By Dr. Harry G. Preuss MD,

Much of my recent research deals with the proposition that the common measurement of fasting blood glucose (FBG) levels, a routine procedure in most doctors’ offices, is a convenient and useful surrogate (representative marker) for insulin resistance (IR)(1).  IR occurs when there is some impediment to the action of insulin in peripheral tissues like muscle and liver. To compensate, the pancreas makes and releases more insulin into the blood stream to counteract gradually rising concentrations of glucose. The compensation is usually not complete and leads in time to elevated circulating levels of both glucose and insulin.  

Being a surrogate for IR is extremely important.  Not only can noteworthy IR , left unchecked, eventually bring about diabetes and is markedly involved in the “epidemic” of this unfortunate entity; but perhaps even more important, the strength of IR estimated by the measure of FBG short of a diagnosis of diabetes is being associated with many common, chronic disabling medical maladies – many mentioned below [1,2].

To be more precise, even though doctors are primarily concerned with diagnosing diabetes when the FBG reading consistently exceeds 125 mg/dl, a meaningful alarm is set off in the more astute physicians if the reading exceeds 100 mg/dl.  The latter implies that a pre diabetic stage with increasing IR has been reached leading a few practitioners to believe that preventive measures should be implemented ASAP – usually through modifications in diet and exercise. I have reason to accept as true that the use of FBG as a surrogate, even in the non diabetic range but at the high end of normal, would allow an even earlier warning for initiating a preventive program. Suffice it to say, IR is receiving mounting attention because of it close association with many chronic, severe age-related health maladies — particularly cardiovascular ones (2). 

An earlier start of meaningful measures would obviously lead to more definitive success in deterrence. To add another important point, diabetes is also recognized widely to be a form of premature aging and severe IR is an important part of this pathology.  Accordingly, early protective measures might also show the way to a longer, healthier lifespan. This led me many years ago to propose that even mild forms of IR that are routinely ignored could hasten the aging process over time [3,4]. That is why recognition of FBG as a potential surrogate to measure early, milder IR is so important.

Over the last couple of years, I have been amazed at how closely the circulating concentration of FBG in normal non-diabetic individuals has with early stages of a multitude of chronic maladies including obesity, high blood pressure, abnormal levels of blood lipids like triglycerides and HDL-cholesterol – the good and bad lipids.  Most interesting is what happens to these correlations with aging. When examining subjects over a wide age span (21 – 84 years), a revealing aging paradox was found to occur somewhere in the 60-70 year age range (See figure below).

Fig. 1.  Average yearly FBG at various ages.

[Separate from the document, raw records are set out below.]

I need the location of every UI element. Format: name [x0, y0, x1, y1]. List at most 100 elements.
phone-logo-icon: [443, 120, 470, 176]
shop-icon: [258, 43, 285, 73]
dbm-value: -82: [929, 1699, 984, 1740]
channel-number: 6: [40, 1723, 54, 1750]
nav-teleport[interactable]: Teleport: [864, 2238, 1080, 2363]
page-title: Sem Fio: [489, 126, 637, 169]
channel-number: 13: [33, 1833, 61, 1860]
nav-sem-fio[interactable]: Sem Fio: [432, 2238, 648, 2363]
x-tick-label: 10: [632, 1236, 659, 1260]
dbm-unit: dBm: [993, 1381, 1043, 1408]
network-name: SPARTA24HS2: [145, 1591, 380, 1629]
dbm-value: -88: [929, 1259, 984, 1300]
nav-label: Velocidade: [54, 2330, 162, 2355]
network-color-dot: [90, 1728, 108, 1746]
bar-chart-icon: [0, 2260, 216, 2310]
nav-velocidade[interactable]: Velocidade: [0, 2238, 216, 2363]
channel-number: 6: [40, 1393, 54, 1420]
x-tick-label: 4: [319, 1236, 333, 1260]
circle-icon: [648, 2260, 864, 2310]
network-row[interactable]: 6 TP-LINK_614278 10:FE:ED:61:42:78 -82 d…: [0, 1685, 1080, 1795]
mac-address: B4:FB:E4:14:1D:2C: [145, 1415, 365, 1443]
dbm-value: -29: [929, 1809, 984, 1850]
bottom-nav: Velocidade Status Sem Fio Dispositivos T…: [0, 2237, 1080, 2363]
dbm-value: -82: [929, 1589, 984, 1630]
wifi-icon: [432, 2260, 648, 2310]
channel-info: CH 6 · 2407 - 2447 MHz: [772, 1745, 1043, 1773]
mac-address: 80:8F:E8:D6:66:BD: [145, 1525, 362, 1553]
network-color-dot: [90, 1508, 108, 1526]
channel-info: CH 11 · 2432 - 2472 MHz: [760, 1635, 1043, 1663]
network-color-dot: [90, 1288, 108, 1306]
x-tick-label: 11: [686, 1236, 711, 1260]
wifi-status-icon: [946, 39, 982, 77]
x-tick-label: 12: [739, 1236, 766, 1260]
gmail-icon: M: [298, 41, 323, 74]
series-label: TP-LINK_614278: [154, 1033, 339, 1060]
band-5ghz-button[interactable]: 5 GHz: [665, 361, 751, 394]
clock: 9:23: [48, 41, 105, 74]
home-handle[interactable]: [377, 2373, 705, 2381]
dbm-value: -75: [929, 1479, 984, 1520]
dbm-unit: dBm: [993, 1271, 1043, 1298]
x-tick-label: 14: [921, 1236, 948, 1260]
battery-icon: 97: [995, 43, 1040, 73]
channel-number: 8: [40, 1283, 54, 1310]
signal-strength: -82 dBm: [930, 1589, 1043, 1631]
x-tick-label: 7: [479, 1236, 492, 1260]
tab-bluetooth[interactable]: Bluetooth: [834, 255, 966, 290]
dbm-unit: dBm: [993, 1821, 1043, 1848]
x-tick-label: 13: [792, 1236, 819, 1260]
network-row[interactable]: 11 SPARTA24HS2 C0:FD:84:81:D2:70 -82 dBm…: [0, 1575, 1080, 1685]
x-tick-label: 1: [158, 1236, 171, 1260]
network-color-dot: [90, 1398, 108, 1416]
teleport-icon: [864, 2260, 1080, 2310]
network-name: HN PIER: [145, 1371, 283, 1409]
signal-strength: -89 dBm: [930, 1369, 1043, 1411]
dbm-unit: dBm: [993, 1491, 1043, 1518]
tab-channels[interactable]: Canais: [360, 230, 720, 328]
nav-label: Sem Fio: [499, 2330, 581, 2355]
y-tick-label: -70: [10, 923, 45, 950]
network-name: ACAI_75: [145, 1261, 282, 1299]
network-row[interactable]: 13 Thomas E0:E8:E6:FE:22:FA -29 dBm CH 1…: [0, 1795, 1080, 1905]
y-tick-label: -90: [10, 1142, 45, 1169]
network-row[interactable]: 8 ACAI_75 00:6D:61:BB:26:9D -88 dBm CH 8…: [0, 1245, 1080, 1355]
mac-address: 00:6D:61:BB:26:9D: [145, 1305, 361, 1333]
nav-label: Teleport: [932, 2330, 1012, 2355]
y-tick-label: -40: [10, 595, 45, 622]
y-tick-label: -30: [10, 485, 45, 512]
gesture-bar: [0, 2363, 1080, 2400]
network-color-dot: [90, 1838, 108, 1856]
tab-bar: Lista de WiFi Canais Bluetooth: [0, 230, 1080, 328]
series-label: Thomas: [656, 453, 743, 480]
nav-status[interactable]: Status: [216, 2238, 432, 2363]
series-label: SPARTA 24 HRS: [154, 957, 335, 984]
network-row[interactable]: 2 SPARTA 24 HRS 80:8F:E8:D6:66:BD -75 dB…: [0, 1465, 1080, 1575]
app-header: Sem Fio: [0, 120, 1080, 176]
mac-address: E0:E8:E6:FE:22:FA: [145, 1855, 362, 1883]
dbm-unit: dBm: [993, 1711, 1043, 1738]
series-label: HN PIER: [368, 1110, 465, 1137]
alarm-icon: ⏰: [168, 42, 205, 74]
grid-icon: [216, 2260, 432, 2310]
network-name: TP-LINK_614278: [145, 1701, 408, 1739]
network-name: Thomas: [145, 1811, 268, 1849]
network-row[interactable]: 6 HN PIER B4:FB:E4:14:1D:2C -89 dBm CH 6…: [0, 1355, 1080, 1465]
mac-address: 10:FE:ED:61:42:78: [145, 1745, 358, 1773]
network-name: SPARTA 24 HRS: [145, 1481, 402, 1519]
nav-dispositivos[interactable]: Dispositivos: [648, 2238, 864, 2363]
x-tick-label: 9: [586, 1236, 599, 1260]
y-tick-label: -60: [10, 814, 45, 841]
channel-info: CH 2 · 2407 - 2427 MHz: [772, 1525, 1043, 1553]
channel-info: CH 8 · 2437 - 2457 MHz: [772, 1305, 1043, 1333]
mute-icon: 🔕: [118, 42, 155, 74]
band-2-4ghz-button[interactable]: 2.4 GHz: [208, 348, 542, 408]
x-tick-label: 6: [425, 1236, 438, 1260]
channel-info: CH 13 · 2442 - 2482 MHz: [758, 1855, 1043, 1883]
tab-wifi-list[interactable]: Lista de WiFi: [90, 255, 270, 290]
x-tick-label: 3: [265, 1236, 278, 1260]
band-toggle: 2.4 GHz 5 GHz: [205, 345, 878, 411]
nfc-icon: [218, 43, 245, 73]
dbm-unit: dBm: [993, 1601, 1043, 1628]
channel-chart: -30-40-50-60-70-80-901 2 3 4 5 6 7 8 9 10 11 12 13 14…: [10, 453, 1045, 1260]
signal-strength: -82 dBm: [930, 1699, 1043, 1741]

In Fig. 1, a cross section of over 10,000 females (77%) and males (23%) of differing ages were followed from youth to older age, i.e., 21 to 84 years (1).  As a first approximation, singling out those between ages 21-64 years, the FBG rose steadily in a significant manner along with various risk factors for the chronic health disorders, particularly cardiovascular.  Although many measurements still remained in a range most laboratories and the reading physicians would accept as normal, still, does it represent a healthful state to see routine, gradual enhancement of FBG during the early lifespan?  Worth repeating, along with IR increasing, obesity, higher BP, and elevation of bad lipids follow suit. I’ll get to this point in future communications, but what I wish to emphasize now is that somewhere around age 65 years in “normal, relatively healthy” individuals, the FBG (my surrogate for IR) begins to decrease steadily and significantly, i.e., to indicate recovery in IR.  Along with this fall off, improvements occurred not only in the diabetic measurement, but also in body composition, in blood pressure, and in circulating triglycerides and HDL-cholesterol.  

Trust me, the immediate, above-mentioned findings could be very important for your overall health and desire to have a long, healthy lifespan.  I will pick up on this matter in my next report, but just as a teaser, remember the term, “survivor bias.”

References

  1. Preuss HG, Mrvichin N, Bagchi D, Preuss J, Perricone N, Kaats GR: Fasting circulating glucose levels in the non-diabetic range correlate appropriately with many components of the metabolic syndrome. The Original Internist 23:78-89, 2016.
  2. DeFronzo RA, Ferinimmi E: Insulin resistance: a multifaceted syndrome responsible for NIDDM, obesity, hypertension, dyslipidemia, and atherosclerotic cardiovascular disease. Diabetes Care 14:173-194, 1991.
  3. Preuss HG: The insulin system in health and disease (Editorial). J Am Coll Nutr 16:393-394, 1997.
  4. Preuss HG: Effects of glucose/insulin perturbations on aging and chronic disorders of aging: the evidence. J Am Coll Nutr 16:397-403, 1997.